Humans have no place in the 'Dawn of the Planet of the Apes'
This was by and large the best of the ‘blockbusters’ in what has been a disappointing summer.
“All hail Caesar”
Taking place around 10 years after the memorable events of its predecessor movie, Dawn of the Planet of the Apes shows a world where humans have been all but wiped out by the simian virus.
Caesar, who we last saw leading his band of apes into the forest, is now the leader of a much larger and intelligent troupe of apes. They live in relative peace until a group of humans stumble upon their territory causing a cataclysmic sequence of events that result in an all out war between the two species.
The fact of the matter is that the apes were, by far, the best actors on screen. They were incredibly engaging and believable as opposed to their human counterparts who, despite Gary Oldman’s best efforts, were all too one-dimensional and forgetful. In truth, the humans are just a sideshow in the whole movie. Director Matt Reeves specifically chose to focus on the evolution of the apes and the irony that while the simian virus may have helped to set them free, by making them more human, it also becomes their greatest weakness. Gradually, it made them prone to the human elements of mistrust, jealousy and a thirst for power that leads to an internal rebellion.

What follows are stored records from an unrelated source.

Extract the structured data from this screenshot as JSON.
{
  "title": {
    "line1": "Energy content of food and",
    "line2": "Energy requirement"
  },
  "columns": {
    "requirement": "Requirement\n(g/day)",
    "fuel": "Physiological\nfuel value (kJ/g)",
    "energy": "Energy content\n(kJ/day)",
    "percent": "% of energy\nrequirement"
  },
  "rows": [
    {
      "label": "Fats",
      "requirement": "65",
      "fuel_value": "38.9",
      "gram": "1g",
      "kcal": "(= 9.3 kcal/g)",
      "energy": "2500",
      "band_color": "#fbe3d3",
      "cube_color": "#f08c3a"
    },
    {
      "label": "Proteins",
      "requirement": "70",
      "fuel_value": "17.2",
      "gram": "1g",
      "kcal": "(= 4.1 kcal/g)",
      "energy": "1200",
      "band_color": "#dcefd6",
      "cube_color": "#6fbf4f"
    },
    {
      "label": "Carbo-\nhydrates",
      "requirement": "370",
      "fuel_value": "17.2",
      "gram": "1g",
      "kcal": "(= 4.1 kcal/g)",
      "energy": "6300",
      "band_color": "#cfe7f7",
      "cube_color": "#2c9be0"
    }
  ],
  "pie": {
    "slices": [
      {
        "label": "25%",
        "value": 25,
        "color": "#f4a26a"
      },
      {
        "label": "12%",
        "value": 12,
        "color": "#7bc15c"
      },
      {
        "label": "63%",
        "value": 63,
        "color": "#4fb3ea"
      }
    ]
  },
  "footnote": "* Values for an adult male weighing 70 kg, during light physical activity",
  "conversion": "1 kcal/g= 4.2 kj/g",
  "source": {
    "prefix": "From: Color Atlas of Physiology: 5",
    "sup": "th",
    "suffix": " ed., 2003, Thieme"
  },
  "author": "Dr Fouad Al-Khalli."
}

Andy Serkis, widely known for his role as Gollum in Peter Jackson’s Lord of the Rings and the Hobbit trilogy, deserves an Oscar for his mesmerising performance as Caesar. You find yourself rooting for this unlikely hero throughout the film, as he comes to terms with the magnitude of his responsibility to the tribe and his own family, the betrayal by his own kind and his wavering faith in mankind.
For those of you who might have chosen to skip the Rise of the Planet of the Apes after being mercilessly tortured by Tim Burton’s version released in 2001 starring Mark Wahlberg; I would advocate giving Dawn a chance as it was by and large the best of the ‘blockbusters’ in what has been a disappointing summer.
After all, Hollywood is the world’s most famous junkie and its addiction to trilogies, most of which are horrendous, is well documented. Compared to the first few movies, this one has turned out to be one of the better ones, so long as they focus on the apes. Humans, however, have no place in this particular world now.